We live in the “plastic age”. Plastics are key to innovation and are used on a daily basis. However, due to their persistence, handling, and improper disposal, plastics tend to accumulate in the environment. Besides, during their life cycle, they degrade into different sizes and the tiny ones, called microplastics (less than 5mm), are considered a major environmental threat. Faced with this problem, other materials have been developed, biodegradable plastics or bioplastics. These materials are biodegradable at the end of their life and/or produced from renewable sources. Thus, bioplastics have become an alternative since they can degrade into water and carbon dioxide under certain environmental conditions. But, are these materials really a good alternative? What effect can we expect in the environment, especially in the aquatic environment, due to its greater use?

In fluvial ecosystems, there are inherent microbial communities that could potentially decompose bioplastics due to their great capacity for recycling and decomposition of nutrients such as carbon. However, it is still unknown how the degradation of bioplastics will affect the carbon and nutrient cycles in aquatic ecosystems and, consequently, the effects it will have on essential ecological services, such as the water purification carried out by these microbial communities.
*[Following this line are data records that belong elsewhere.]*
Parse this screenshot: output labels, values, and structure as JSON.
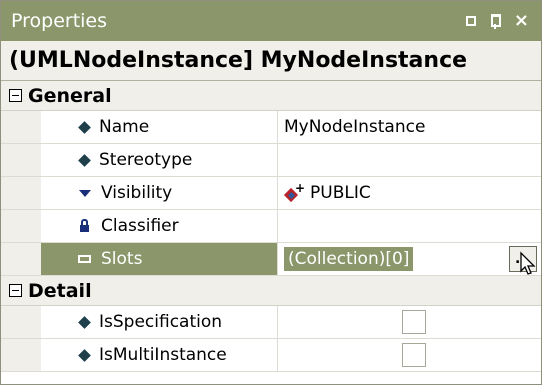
{
  "title": "Properties",
  "object_header": "(UMLNodeInstance] MyNodeInstance",
  "categories": [
    {
      "label": "General",
      "rows": [
        {
          "name": "Name",
          "value": "MyNodeInstance"
        },
        {
          "name": "Stereotype",
          "value": ""
        },
        {
          "name": "Visibility",
          "value": "PUBLIC"
        },
        {
          "name": "Classifier",
          "value": ""
        },
        {
          "name": "Slots",
          "value": "(Collection)[0]",
          "ellipsis": "..."
        }
      ]
    },
    {
      "label": "Detail",
      "rows": [
        {
          "name": "IsSpecification",
          "value": false
        },
        {
          "name": "IsMultiInstance",
          "value": false
        }
      ]
    }
  ],
  "icons": {
    "Name": "property-diamond-icon",
    "Stereotype": "property-diamond-icon",
    "Visibility": "dropdown-triangle-icon",
    "Classifier": "lock-icon",
    "Slots": "collection-icon",
    "IsSpecification": "property-diamond-icon",
    "IsMultiInstance": "property-diamond-icon"
  },
  "colors": {
    "accent": "#8b976a",
    "panel_bg": "#f0efe9"
  }
}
In addition, global change, especially the increase in temperature and the increasingly  repeated episodes of extreme hydrological events such as floods and prolonged drought, mobilize plastics in freshwater ecosystems and further degrade them into microplastics. Therefore, there is an urgent need to study and develop tools to assess, predict and mitigate the effects of bioplastics and their effects on river ecosystems and water quality today and in the future.

BioPlastEffect project seeks to explore and provide new knowledge on bioplastics effects and descomposition on freshwater ecosystems under current and future global change conditions. The results of the project will have an impact beyond the scientific environment, providing new and relevant information for the production and regulation of these materials, making them really a real alternative to conventional plastics.